A columnist of heart and mind
Interviewing the animals at Children's Fairyland in Oakland. L-R: Bobo the sheep, Gideon the miniature donkey, me, Tumbleweed Tommy the miniature donkey, Juan the alpaca, Coco the pony

Sunday, March 20, 2011


The first was Mr. Shaver, my 8th Grade history teacher. He was the toughest teacher in the school, which, paradoxically, meant he was also the most popular. He expected only the best from us, and none of us wanted to disappoint him. So we surprised ourselves by doing better than we ever dreamed we could. Mr. Shaver died last year.
The next was Mrs. Helgesson, my high school English teacher.
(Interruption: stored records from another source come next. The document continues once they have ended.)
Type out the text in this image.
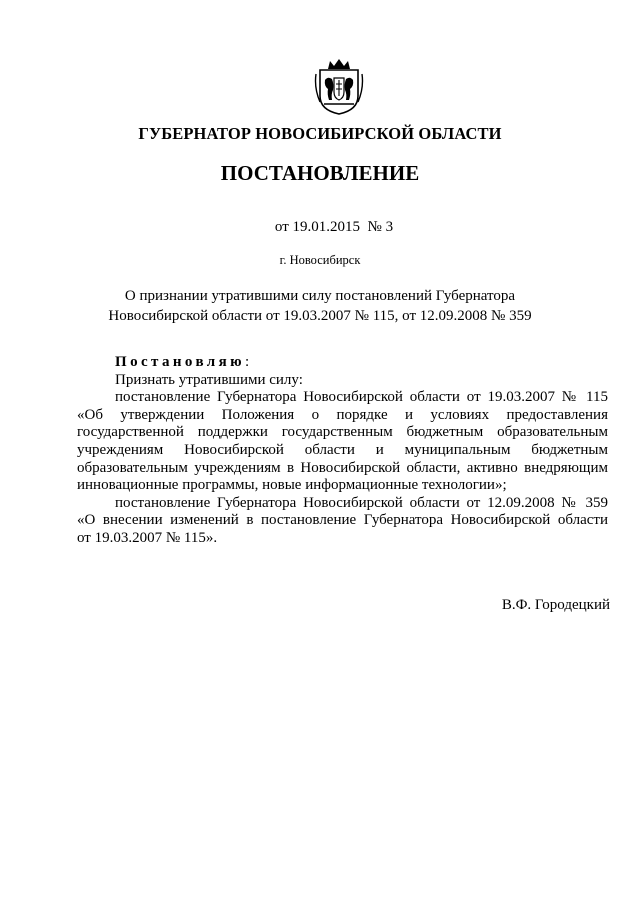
ГУБЕРНАТОР НОВОСИБИРСКОЙ ОБЛАСТИ
ПОСТАНОВЛЕНИЕ
от 19.01.2015  № 3
г. Новосибирск
О признании утратившими силу постановлений Губернатора
Новосибирской области от 19.03.2007 № 115, от 12.09.2008 № 359

Постановляю:

Признать утратившими силу:

постановление Губернатора Новосибирской области от 19.03.2007 № 115

«Об утверждении Положения о порядке и условиях предоставления

государственной поддержки государственным бюджетным образовательным

учреждениям Новосибирской области и муниципальным бюджетным

образовательным учреждениям в Новосибирской области, активно внедряющим

инновационные программы, новые информационные технологии»;

постановление Губернатора Новосибирской области от 12.09.2008 № 359

«О внесении изменений в постановление Губернатора Новосибирской области

от 19.03.2007 № 115».

В.Ф. Городецкий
She managed to convince us that learning in general, and English literature in particular, were jolly good fun. It was a priceless lesson we have carried with us our whole lives. She died last year, too, a few months after Mr. Shaver.
I already told you a few weeks ago about Mr. Occhipinti, the history teacher who challenged us to write what he considered an "intelligent" book review of "Huckleberry Finn." I didn't take him up on it then, but how many times do you think I've written and re-written that report in my mind in the years since?
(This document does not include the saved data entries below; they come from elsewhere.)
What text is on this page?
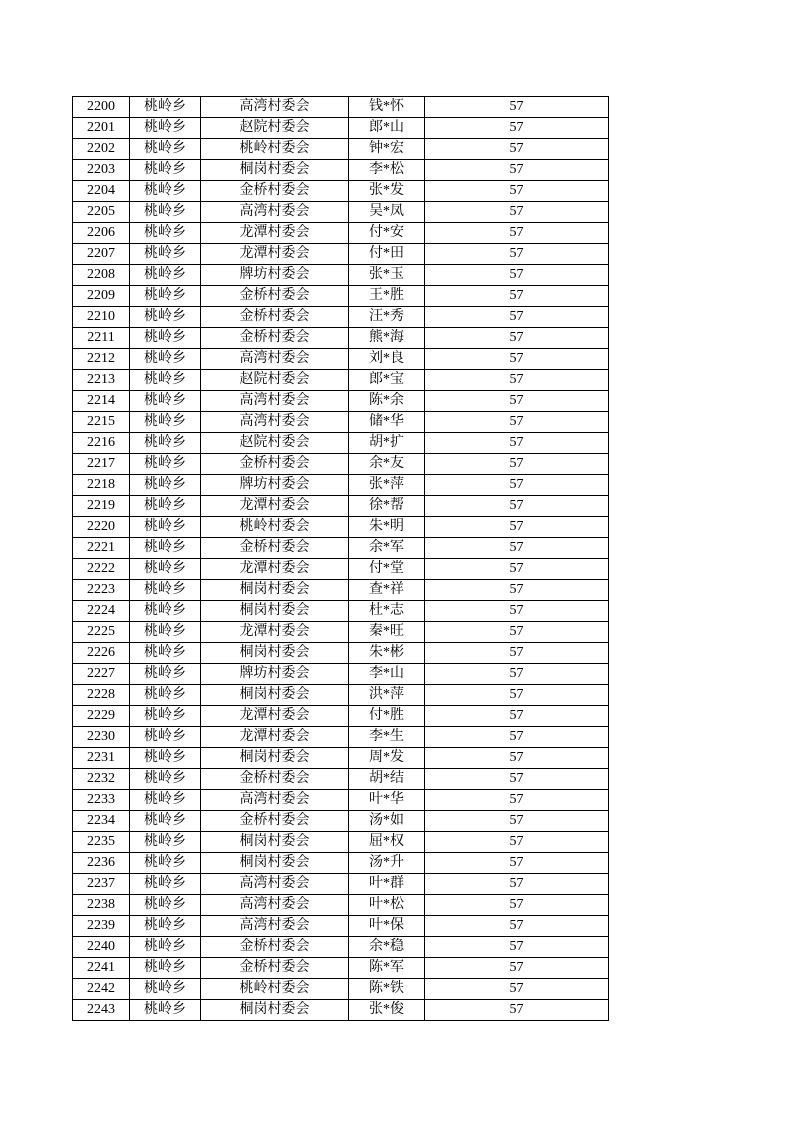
2200	桃岭乡	高湾村委会	钱*怀	57
2201	桃岭乡	赵院村委会	郎*山	57
2202	桃岭乡	桃岭村委会	钟*宏	57
2203	桃岭乡	桐岗村委会	李*松	57
2204	桃岭乡	金桥村委会	张*发	57
2205	桃岭乡	高湾村委会	吴*凤	57
2206	桃岭乡	龙潭村委会	付*安	57
2207	桃岭乡	龙潭村委会	付*田	57
2208	桃岭乡	牌坊村委会	张*玉	57
2209	桃岭乡	金桥村委会	王*胜	57
2210	桃岭乡	金桥村委会	汪*秀	57
2211	桃岭乡	金桥村委会	熊*海	57
2212	桃岭乡	高湾村委会	刘*良	57
2213	桃岭乡	赵院村委会	郎*宝	57
2214	桃岭乡	高湾村委会	陈*余	57
2215	桃岭乡	高湾村委会	储*华	57
2216	桃岭乡	赵院村委会	胡*扩	57
2217	桃岭乡	金桥村委会	余*友	57
2218	桃岭乡	牌坊村委会	张*萍	57
2219	桃岭乡	龙潭村委会	徐*帮	57
2220	桃岭乡	桃岭村委会	朱*明	57
2221	桃岭乡	金桥村委会	余*军	57
2222	桃岭乡	龙潭村委会	付*堂	57
2223	桃岭乡	桐岗村委会	查*祥	57
2224	桃岭乡	桐岗村委会	杜*志	57
2225	桃岭乡	龙潭村委会	秦*旺	57
2226	桃岭乡	桐岗村委会	朱*彬	57
2227	桃岭乡	牌坊村委会	李*山	57
2228	桃岭乡	桐岗村委会	洪*萍	57
2229	桃岭乡	龙潭村委会	付*胜	57
2230	桃岭乡	龙潭村委会	李*生	57
2231	桃岭乡	桐岗村委会	周*发	57
2232	桃岭乡	金桥村委会	胡*结	57
2233	桃岭乡	高湾村委会	叶*华	57
2234	桃岭乡	金桥村委会	汤*如	57
2235	桃岭乡	桐岗村委会	屈*权	57
2236	桃岭乡	桐岗村委会	汤*升	57
2237	桃岭乡	高湾村委会	叶*群	57
2238	桃岭乡	高湾村委会	叶*松	57
2239	桃岭乡	高湾村委会	叶*保	57
2240	桃岭乡	金桥村委会	余*稳	57
2241	桃岭乡	金桥村委会	陈*军	57
2242	桃岭乡	桃岭村委会	陈*铁	57
2243	桃岭乡	桐岗村委会	张*俊	57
But my favorite was Mr. Rosemond, a history teacher who had just moved to California from Massachusetts. And I was his favorite student - or, at least, I was his favorite on the west coast. His favorite on the east coast was a kid named Randy Alfred whom he had taught in junior high back in Massachusetts.
As luck would have it, Randy and I ended up at the same college. So on the first day of freshman year, I marched up to him and handed him a letter of introduction from Mr. Rosemond. And we've been friends ever since.
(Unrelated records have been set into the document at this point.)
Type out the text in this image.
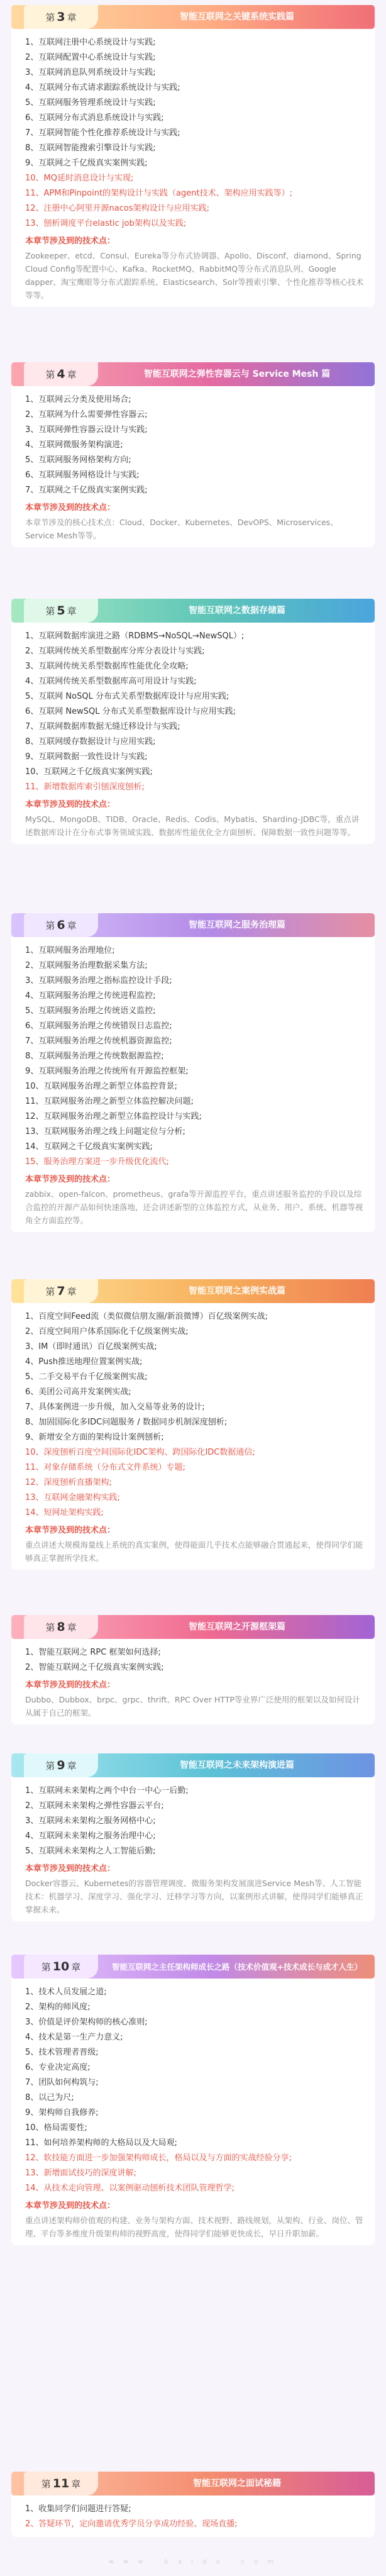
第 3 章	智能互联网之关键系统实践篇
1、互联网注册中心系统设计与实践;
2、互联网配置中心系统设计与实践;
3、互联网消息队列系统设计与实践;
4、互联网分布式请求跟踪系统设计与实践;
5、互联网服务管理系统设计与实践;
6、互联网分布式消息系统设计与实践;
7、互联网智能个性化推荐系统设计与实践;
8、互联网智能搜索引擎设计与实践;
9、互联网之千亿级真实案例实践;
10、MQ延时消息设计与实现;
11、APM和Pinpoint的架构设计与实践（agent技术、架构应用实践等）;
12、注册中心阿里开源nacos架构设计与应用实践;
13、刨析调度平台elastic job架构以及实践;
本章节涉及到的技术点：
Zookeeper、etcd、Consul、Eureka等分布式协调器、Apollo、Disconf、diamond、Spring Cloud Config等配置中心、Kafka、RocketMQ、RabbitMQ等分布式消息队列、Google dapper、淘宝鹰眼等分布式跟踪系统、Elasticsearch、Solr等搜索引擎、个性化推荐等核心技术等等。
第 4 章	智能互联网之弹性容器云与 Service Mesh 篇
1、互联网云分类及使用场合;
2、互联网为什么需要弹性容器云;
3、互联网弹性容器云设计与实践;
4、互联网微服务架构演进;
5、互联网服务网格架构方向;
6、互联网服务网格设计与实践;
7、互联网之千亿级真实案例实践;
本章节涉及到的技术点：
本章节涉及的核心技术点：Cloud、Docker、Kubernetes、DevOPS、Microservices、Service Mesh等等。
第 5 章	智能互联网之数据存储篇
1、互联网数据库演进之路（RDBMS→NoSQL→NewSQL）;
2、互联网传统关系型数据库分库分表设计与实践;
3、互联网传统关系型数据库性能优化全攻略;
4、互联网传统关系型数据库高可用设计与实践;
5、互联网 NoSQL 分布式关系型数据库设计与应用实践;
6、互联网 NewSQL 分布式关系型数据库设计与应用实践;
7、互联网数据库数据无缝迁移设计与实践;
8、互联网缓存数据设计与应用实践;
9、互联网数据一致性设计与实践;
10、互联网之千亿级真实案例实践;
11、新增数据库索引刨深度刨析;
本章节涉及到的技术点：
MySQL、MongoDB、TIDB、Oracle、Redis、Codis、Mybatis、Sharding-JDBC等，重点讲述数据库设计在分布式事务领域实践、数据库性能优化全方面刨析、保障数据一致性问题等等。
第 6 章	智能互联网之服务治理篇
1、互联网服务治理地位;
2、互联网服务治理数据采集方法;
3、互联网服务治理之指标监控设计手段;
4、互联网服务治理之传统进程监控;
5、互联网服务治理之传统语义监控;
6、互联网服务治理之传统错误日志监控;
7、互联网服务治理之传统机器资源监控;
8、互联网服务治理之传统数据源监控;
9、互联网服务治理之传统所有开源监控框架;
10、互联网服务治理之新型立体监控背景;
11、互联网服务治理之新型立体监控解决问题;
12、互联网服务治理之新型立体监控设计与实践;
13、互联网服务治理之线上问题定位与分析;
14、互联网之千亿级真实案例实践;
15、服务治理方案进一步升级优化流代;
本章节涉及到的技术点：
zabbix、open-falcon、prometheus、grafa等开源监控平台，重点讲述服务监控的手段以及综合监控的开源产品如何快速落地，还会讲述新型的立体监控方式，从业务、用户、系统、机器等视角全方面监控等。
第 7 章	智能互联网之案例实战篇
1、百度空间Feed流（类似微信朋友圈/新浪微博）百亿级案例实战;
2、百度空间用户体系国际化千亿级案例实战;
3、IM（即时通讯）百亿级案例实战;
4、Push推送地理位置案例实战;
5、二手交易平台千亿级案例实战;
6、美团公司高并发案例实战;
7、具体案例进一步升级，加入交易等业务的设计;
8、加固国际化多IDC问题服务 / 数据同步机制深度刨析;
9、新增安全方面的架构设计案例刨析;
10、深度刨析百度空间国际化IDC架构、跨国际化IDC数据通信;
11、对象存储系统（分布式文件系统）专题;
12、深度刨析直播架构;
13、互联网金融架构实践;
14、短网址架构实践;
本章节涉及到的技术点：
重点讲述大规模海量线上系统的真实案例，使得能面几乎技术点能够融合贯通起来，使得同学们能够真正掌握所学技术。
第 8 章	智能互联网之开源框架篇
1、智能互联网之 RPC 框架如何选择;
2、智能互联网之千亿级真实案例实践;
本章节涉及到的技术点：
Dubbo、Dubbox、brpc、grpc、thrift、RPC Over HTTP等业界广泛使用的框架以及如何设计从属于自己的框架。
第 9 章	智能互联网之未来架构演进篇
1、互联网未来架构之两个中台一中心一后勤;
2、互联网未来架构之弹性容器云平台;
3、互联网未来架构之服务网格中心;
4、互联网未来架构之服务治理中心;
5、互联网未来架构之人工智能后勤;
本章节涉及到的技术点：
Docker容器云、Kubernetes的容器管理调度、微服务架构发展演进Service Mesh等、人工智能技术：机器学习、深度学习、强化学习、迁移学习等方向，以案例形式讲解，使得同学们能够真正掌握未来。
第 10 章	智能互联网之主任架构师成长之路（技术价值观+技术成长与成才人生）
1、技术人员发展之道;
2、架构的师风度;
3、价值是评价架构师的核心准则;
4、技术是第一生产力意义;
5、技术管理者晋级;
6、专业决定高度;
7、团队如何构筑与;
8、以己为尺;
9、架构师自我修养;
10、格局需要性;
11、如何培养架构师的大格局以及大局观;
12、软技能方面进一步加强架构师成长，格局以及与方面的实战经验分享;
13、新增面试技巧的深度讲解;
14、从技术走向管理、以案例驱动刨析技术团队管理哲学;
本章节涉及到的技术点：
重点讲述架构师价值观的构建、业务与架构方面、技术视野、路线规划，从架构、行业、岗位、管理、平台等多维度升级架构师的视野高度，使得同学们能够更快成长，早日升职加薪。
第 11 章	智能互联网之面试秘籍
1、收集同学们问题进行答疑;
2、答疑环节，定向邀请优秀学员分享成功经验、现场直播;
w w w . b a i d u . c o m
Mr. Rosemond died shortly after Randy and I graduated from college. We still talk about him all the time. And we still miss him.
These are the people who made me who I am. They taught me lots of great stuff, but they did more: They nurtured and encouraged me every step of the way. And I'll bet you have a similar list.
A few years ago I worked part time as a substitute teacher in the West Contra Costa School District. I was gratified to find that there are still lot of Mr. Rosemonds and Mrs. Helgessons out there, trying their hardest to educate and nurture the next generation, despite the low pay and lousy working conditions.
And yet it seems to be open season on teachers these days. They're being blamed for everything that's wrong with our education system, when the truth is that they're the only thing that's right.
Yeah, yeah, I've heard the talk: They only work nine months out of the year, and they get off work at 3:15.
But let me tell you: Teaching is the hardest job I've ever done. There are no breaks, even for a second, because you have to pay constant attention to 30 different people. After nine months of this, you need a vacation just to catch your breath again.
And as far as getting off at 3:15, the workday actually goes on well into the night. Somebody has to grade all those exams, term papers and homework assignments, and make lesson plans for the next day.
Our teachers are the most valuable asset we have because without them, there is no next generation. It's time we started treating them as such.